Material and methods:
This study was a retrospective analysis of 180 contemporary patients undergoing PN at a tertiary academic institution between January 2019 and December 2023 with minimal follow-up of one year. Consecutive consented patients were grouped into two cohorts: group 1, where standard two-dimensional (2D) laparoscopic PN was performed (n = 100) and group 2, which had 3D PN (n = 80). Mean RENAL score was similar between groups (6.5 and 7.4, p = 0.4). All surgeries were performed by experienced laparoscopic (more then 300 PN cases) urologist. Primary outcomes assessed the benefits of application 3D technology in laparoscopic completely unclamped, minimal-margin PN; short-term changes in estimated glomerular filtration rate (eGFR); and pentafecta achievement (negative surgical margins, no postoperative complications, warm ischemia time ≤25 minutes, over 90% estimated glomerular filtration rate (eGFR) preservation and no chronic kidney disease stage progression 1 year after surgery).
Results:
Demographic data were similar among groups. The intended nonischemic sutureless minimal-margin nephron sparing technique was performed in 65% of 2D PN and 88% of 3D PN (p=0,001). The rate of pentafecta was better in 3D PN (74%) vs 2D PN (62%) (p = 0.01).

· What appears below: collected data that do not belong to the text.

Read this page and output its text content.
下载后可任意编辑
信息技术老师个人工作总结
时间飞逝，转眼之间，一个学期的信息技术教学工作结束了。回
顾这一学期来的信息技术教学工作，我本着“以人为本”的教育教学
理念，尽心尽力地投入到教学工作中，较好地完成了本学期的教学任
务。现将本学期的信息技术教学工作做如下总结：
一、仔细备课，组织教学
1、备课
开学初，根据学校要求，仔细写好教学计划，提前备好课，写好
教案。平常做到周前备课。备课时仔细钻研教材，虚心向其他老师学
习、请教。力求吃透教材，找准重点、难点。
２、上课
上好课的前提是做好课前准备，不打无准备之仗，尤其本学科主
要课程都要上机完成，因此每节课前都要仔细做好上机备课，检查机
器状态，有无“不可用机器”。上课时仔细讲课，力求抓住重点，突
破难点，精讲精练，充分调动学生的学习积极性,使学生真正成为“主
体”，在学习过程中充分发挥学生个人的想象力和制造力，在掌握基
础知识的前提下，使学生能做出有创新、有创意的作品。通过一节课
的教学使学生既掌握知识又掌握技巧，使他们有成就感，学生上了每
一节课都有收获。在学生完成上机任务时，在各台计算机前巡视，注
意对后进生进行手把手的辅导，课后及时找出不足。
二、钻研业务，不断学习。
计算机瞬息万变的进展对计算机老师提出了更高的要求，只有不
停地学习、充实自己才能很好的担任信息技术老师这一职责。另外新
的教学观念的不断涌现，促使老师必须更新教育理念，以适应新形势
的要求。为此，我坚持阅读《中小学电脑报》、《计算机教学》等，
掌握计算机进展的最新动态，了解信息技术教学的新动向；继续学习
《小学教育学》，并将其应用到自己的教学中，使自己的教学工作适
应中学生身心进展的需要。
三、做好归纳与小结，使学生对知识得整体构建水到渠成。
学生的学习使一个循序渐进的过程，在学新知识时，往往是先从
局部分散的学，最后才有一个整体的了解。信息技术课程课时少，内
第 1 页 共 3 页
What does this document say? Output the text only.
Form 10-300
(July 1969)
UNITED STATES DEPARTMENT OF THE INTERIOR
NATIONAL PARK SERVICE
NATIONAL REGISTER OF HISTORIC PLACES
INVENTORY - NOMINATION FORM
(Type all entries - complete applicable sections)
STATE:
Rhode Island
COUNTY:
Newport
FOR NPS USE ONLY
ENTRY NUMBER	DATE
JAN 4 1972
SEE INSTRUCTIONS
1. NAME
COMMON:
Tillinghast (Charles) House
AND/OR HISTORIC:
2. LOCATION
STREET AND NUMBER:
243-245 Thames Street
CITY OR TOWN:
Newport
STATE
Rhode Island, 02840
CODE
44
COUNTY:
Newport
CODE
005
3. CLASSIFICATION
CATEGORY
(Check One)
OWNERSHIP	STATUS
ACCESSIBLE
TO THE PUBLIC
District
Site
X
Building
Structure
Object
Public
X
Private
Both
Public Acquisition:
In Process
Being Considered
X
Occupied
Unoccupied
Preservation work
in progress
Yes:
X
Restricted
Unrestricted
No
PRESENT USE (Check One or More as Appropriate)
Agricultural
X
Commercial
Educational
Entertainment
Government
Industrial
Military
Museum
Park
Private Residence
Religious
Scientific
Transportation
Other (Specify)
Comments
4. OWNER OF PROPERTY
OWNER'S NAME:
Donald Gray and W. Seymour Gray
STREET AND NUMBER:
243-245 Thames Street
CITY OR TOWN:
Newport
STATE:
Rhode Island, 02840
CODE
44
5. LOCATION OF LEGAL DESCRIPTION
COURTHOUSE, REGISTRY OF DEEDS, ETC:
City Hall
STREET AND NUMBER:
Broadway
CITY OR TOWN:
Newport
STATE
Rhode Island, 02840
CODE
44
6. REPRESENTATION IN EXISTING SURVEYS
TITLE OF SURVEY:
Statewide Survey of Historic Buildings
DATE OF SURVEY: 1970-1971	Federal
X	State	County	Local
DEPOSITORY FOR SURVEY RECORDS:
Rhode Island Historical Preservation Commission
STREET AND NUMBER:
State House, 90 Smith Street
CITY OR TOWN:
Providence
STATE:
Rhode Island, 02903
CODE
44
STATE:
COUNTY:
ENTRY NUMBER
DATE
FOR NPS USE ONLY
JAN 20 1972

In addition, 3D PN group had less blood loss (200 and 120ml; p = 0.02), whereas transfusion rates, operative time and 30-d complication rates were similar. At 1-mo postoperatively, median percentage reduction in eGFR (10.4% and 5,6%; p = 0.3) and new-onset CKD stage >3 (23% and 16%; p = 0.02) were similar. Study limitations included retrospective analysis, small sample size, and short follow-up.